【藤津亮太の「新・主人公の条件」】
第31回 「シャインポスト」青天国春

(c) Konami Digital Entertainment,Straight Edge Inc./シャインポスト製作委員会※編集部注:本コラムは「シャインポスト」第8話までの展開にふれています。鑑賞後に読むことをお勧めします。
 アイドルにとって「一生懸命さ」というのはとても重要な要素だ。無心にパフォーマンスに打ち込む姿やレッスンでの努力する様子などの全体像が、観客やファンを鼓舞し、感動へと誘う。だから当然、アイドルアニメもまたキャラクターの一生懸命な姿を重要なものとして扱うことになる。「シャインポスト」もその定石を踏まえながら展開するものと思われた。第7話までは。
 「シャインポスト」は青天国春(なばため・はる)、玉城杏夏(たまき・きょうか)、聖舞理王(せいぶ・りお)の3人がメンバーのアイドル「TiNgS(ティングス)」をめぐる物語だ。TiNgSは、定期ライブもちゃんと埋めることができない弱小アイドル。そんな彼女たちが中野サンプラザでのライブを目指すことになり、新たなマネージャー日生直輝がやってくる。日生のもと、3人は気持ちも新たにアイドル活動に取り組んでいくことになる。
 物語が始まると早々にメンバー2人は問題を抱えていることがわかる。歌唱力も踊りも安定している玉城杏夏は自分を出すのに臆病で、一番元気で場を盛り上げる聖舞理王は、しかし身体能力が低くダンスが苦手。そんななかでセンターの青天国春は、巧みな取り回しでライブを支え、どんなときも元気で一生懸命に周囲を盛り上げている。
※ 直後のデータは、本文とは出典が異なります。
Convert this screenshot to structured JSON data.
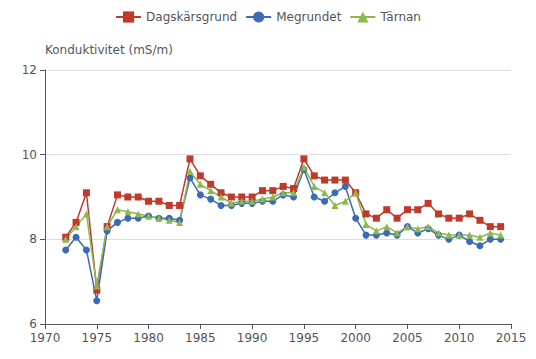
{
  "chart_data": {
    "type": "line",
    "ylabel": "Konduktivitet (mS/m)",
    "x": [
      1972,
      1973,
      1974,
      1975,
      1976,
      1977,
      1978,
      1979,
      1980,
      1981,
      1982,
      1983,
      1984,
      1985,
      1986,
      1987,
      1988,
      1989,
      1990,
      1991,
      1992,
      1993,
      1994,
      1995,
      1996,
      1997,
      1998,
      1999,
      2000,
      2001,
      2002,
      2003,
      2004,
      2005,
      2006,
      2007,
      2008,
      2009,
      2010,
      2011,
      2012,
      2013,
      2014
    ],
    "series": [
      {
        "name": "Dagskärsgrund",
        "color": "#C0392B",
        "marker": "square",
        "values": [
          8.05,
          8.4,
          9.1,
          6.8,
          8.3,
          9.05,
          9.0,
          9.0,
          8.9,
          8.9,
          8.8,
          8.8,
          9.9,
          9.5,
          9.3,
          9.1,
          9.0,
          9.0,
          9.0,
          9.15,
          9.15,
          9.25,
          9.2,
          9.9,
          9.5,
          9.4,
          9.4,
          9.4,
          9.1,
          8.6,
          8.5,
          8.7,
          8.5,
          8.7,
          8.7,
          8.85,
          8.6,
          8.5,
          8.5,
          8.6,
          8.45,
          8.3,
          8.3
        ]
      },
      {
        "name": "Megrundet",
        "color": "#3B6BB5",
        "marker": "circle",
        "values": [
          7.75,
          8.05,
          7.75,
          6.55,
          8.2,
          8.4,
          8.5,
          8.5,
          8.55,
          8.5,
          8.5,
          8.45,
          9.45,
          9.05,
          8.95,
          8.8,
          8.8,
          8.85,
          8.85,
          8.9,
          8.9,
          9.05,
          9.0,
          9.65,
          9.0,
          8.9,
          9.1,
          9.25,
          8.5,
          8.1,
          8.1,
          8.15,
          8.1,
          8.3,
          8.15,
          8.25,
          8.1,
          8.0,
          8.1,
          7.95,
          7.85,
          8.0,
          8.0
        ]
      },
      {
        "name": "Tärnan",
        "color": "#8DB84A",
        "marker": "triangle",
        "values": [
          8.0,
          8.3,
          8.6,
          6.9,
          8.3,
          8.7,
          8.65,
          8.6,
          8.55,
          8.5,
          8.45,
          8.4,
          9.6,
          9.3,
          9.15,
          9.0,
          8.85,
          8.9,
          8.9,
          8.95,
          9.0,
          9.1,
          9.1,
          9.7,
          9.25,
          9.1,
          8.8,
          8.9,
          9.1,
          8.35,
          8.2,
          8.3,
          8.15,
          8.3,
          8.25,
          8.3,
          8.15,
          8.1,
          8.1,
          8.1,
          8.05,
          8.15,
          8.1
        ]
      }
    ],
    "xlim": [
      1970,
      2015
    ],
    "xticks": [
      1970,
      1975,
      1980,
      1985,
      1990,
      1995,
      2000,
      2005,
      2010,
      2015
    ],
    "ylim": [
      6,
      12
    ],
    "yticks": [
      6,
      8,
      10,
      12
    ],
    "grid": true,
    "legend": "top"
  }
}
 シリーズの前半はTiNgSのおかれた状況を見せた後、玉城杏夏と聖舞理王が抱える問題を日生が中心となって丁寧に解きほぐしていく展開。こうして問題をクリアすることでTiNgSは“あるべき姿”へと一歩一歩近づいていく。それは地に足がついた描写で語られてはいるが、自らの問題に一生懸命立ち向かう姿を描いており、「アイドルアニメ」らしい展開といえた。そしてこうした展開のなかでも、春はいつも明るく一生懸命で、いかにも“アイドルアニメ”の主人公らしく描かれていた。それは春がある種の理想像――この作品世界の基準点――として描かれているようにも見えた。
 ところがそんな先入観は第8話で覆される。第8話で春の抱える“問題”が浮上するのだ。その問題とは、春はTiNgSでは本気を出しておらず、みんなをその実力差で絶望させないために力を抑えて活動しているというのだ。“一生懸命”やらないことに“一生懸命”というこのふるまいは、アイドルアニメのキャラクター像を反転したかのような行動だ。どうして春はそんなことをするのか。そこから春の過去にスポットがあたることになる……。
 春をアイドルアニメの主人公たらしめていると思えた「明るく一生懸命」という要素をひっくり返す展開。これは、なかなかインパクトがあった。しかもそれは、“カッコイイふり”をすることを自分に課してまで一生懸命であろうとした祇園寺雪音の頑張りと、きれいな対照をなしている。おそらくこれから描かれる第9話以降で、ほかの2人のドラマがそうであったように、春の心情が丁寧に深掘りされていくのだろう。心の機微を、丁寧な演出と演技で見せる本作だからこそ、今後の展開が非常に楽しみである。
 しかしこの展開の中で春が本作の主人公である理由もまた見えてきたのではないだろうか。「(ほかの人よりも)できてしまうことの孤独」と「集団でアイドルをやることの意味」。ひとりであればどこまでも高く飛べる。でも、それを分かち合える人はそこにはいない。一方で、みんな一緒であれば分かち合えるものは多い。しかし飛べる高さはほどほどになるかもしれない。本作はアイドルという存在を通じて、この2つの状況の板挟みを描こうとしているのではないか? それを体現しているからこそ春は主人公なのではないか?
 もちろんこの予想があたるかどうかはまったくわからない。だからこそ、本作のクライマックスは、春が主人公であることの理由がいかに描かれるかに注目したいと思う。